Publication Date

Spring 2025

Degree Type

Thesis

Degree Name

Master of Science (MS)

Department

Communicative Disorders and Sciences

Advisor

Pei-Tzu Tsai; Hahn Koo; Janet Bang

Abstract

Achieving consensus in identifying disfluencies and diagnosing developmental stuttering has been a significant challenge for many clinicians, particularly in young bilingual children, who tend to show increased disfluencies. Artificial intelligence (AI) has the potential to recognize more complex yet systematic patterns that might not be easily observable by even trained clinicians. It also has the potential to bring consistency in the measurement of stuttered speech. This study compares the performance of four AI models, their performance on detecting disfluencies including both stutter-like-disfluencies (SLD) and typical disfluencies (TD) in monolingual and bilingual children's data, then explores whether increasing the quantity of training data would improve model performance in children's data.

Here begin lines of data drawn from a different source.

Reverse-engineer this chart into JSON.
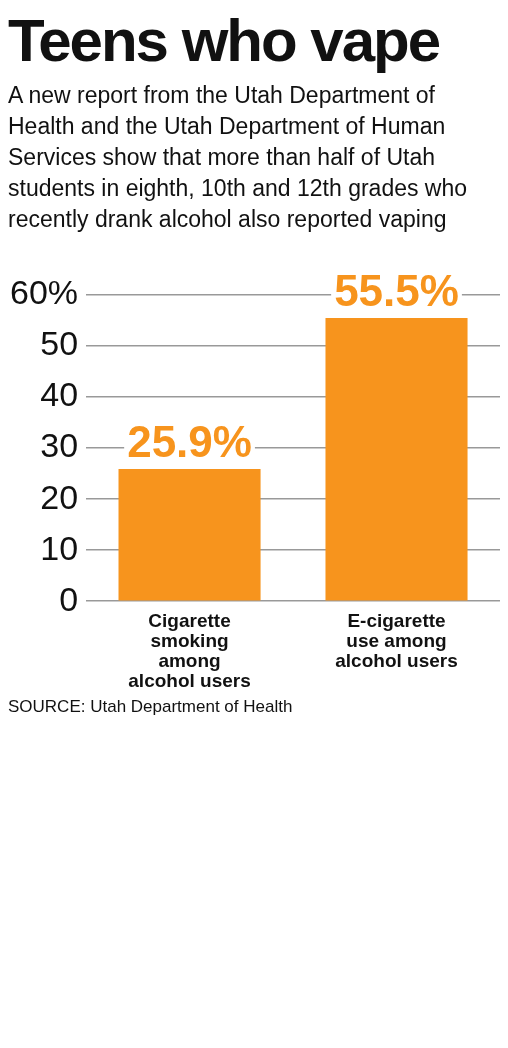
{
  "chart_data": {
    "type": "bar",
    "title": "Teens who vape",
    "subtitle": "A new report from the Utah Department of Health and the Utah Department of Human Services show that more than half of Utah students in eighth, 10th and 12th grades who recently drank alcohol also reported vaping",
    "categories": [
      "Cigarette smoking among alcohol users",
      "E-cigarette use among alcohol users"
    ],
    "values": [
      25.9,
      55.5
    ],
    "value_labels": [
      "25.9%",
      "55.5%"
    ],
    "color": "#f7941d",
    "ylim": [
      0,
      60
    ],
    "yticks": [
      0,
      10,
      20,
      30,
      40,
      50,
      {
        "value": 60,
        "label": "60%"
      }
    ],
    "grid": "y",
    "annotations": [
      "SOURCE: Utah Department of Health"
    ]
  }
}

Results of Study 1 show the one model performed the highest in identifying disfluencies, except for blocks. Results of Study 2 showed that the models had variable performance on identifying TDs and SLDs on bilingual data, whereas it showed consistently better performance on TDs than SLDs on adult data, UCLASS and FluencyBank. Results of Study 3 showed a decrease in performance following the addition of simulated data. Future research is needed to further explore the impact of representative data on model performance and increasing the amount of monolingual and bilingual child data from children who do and do not stutter.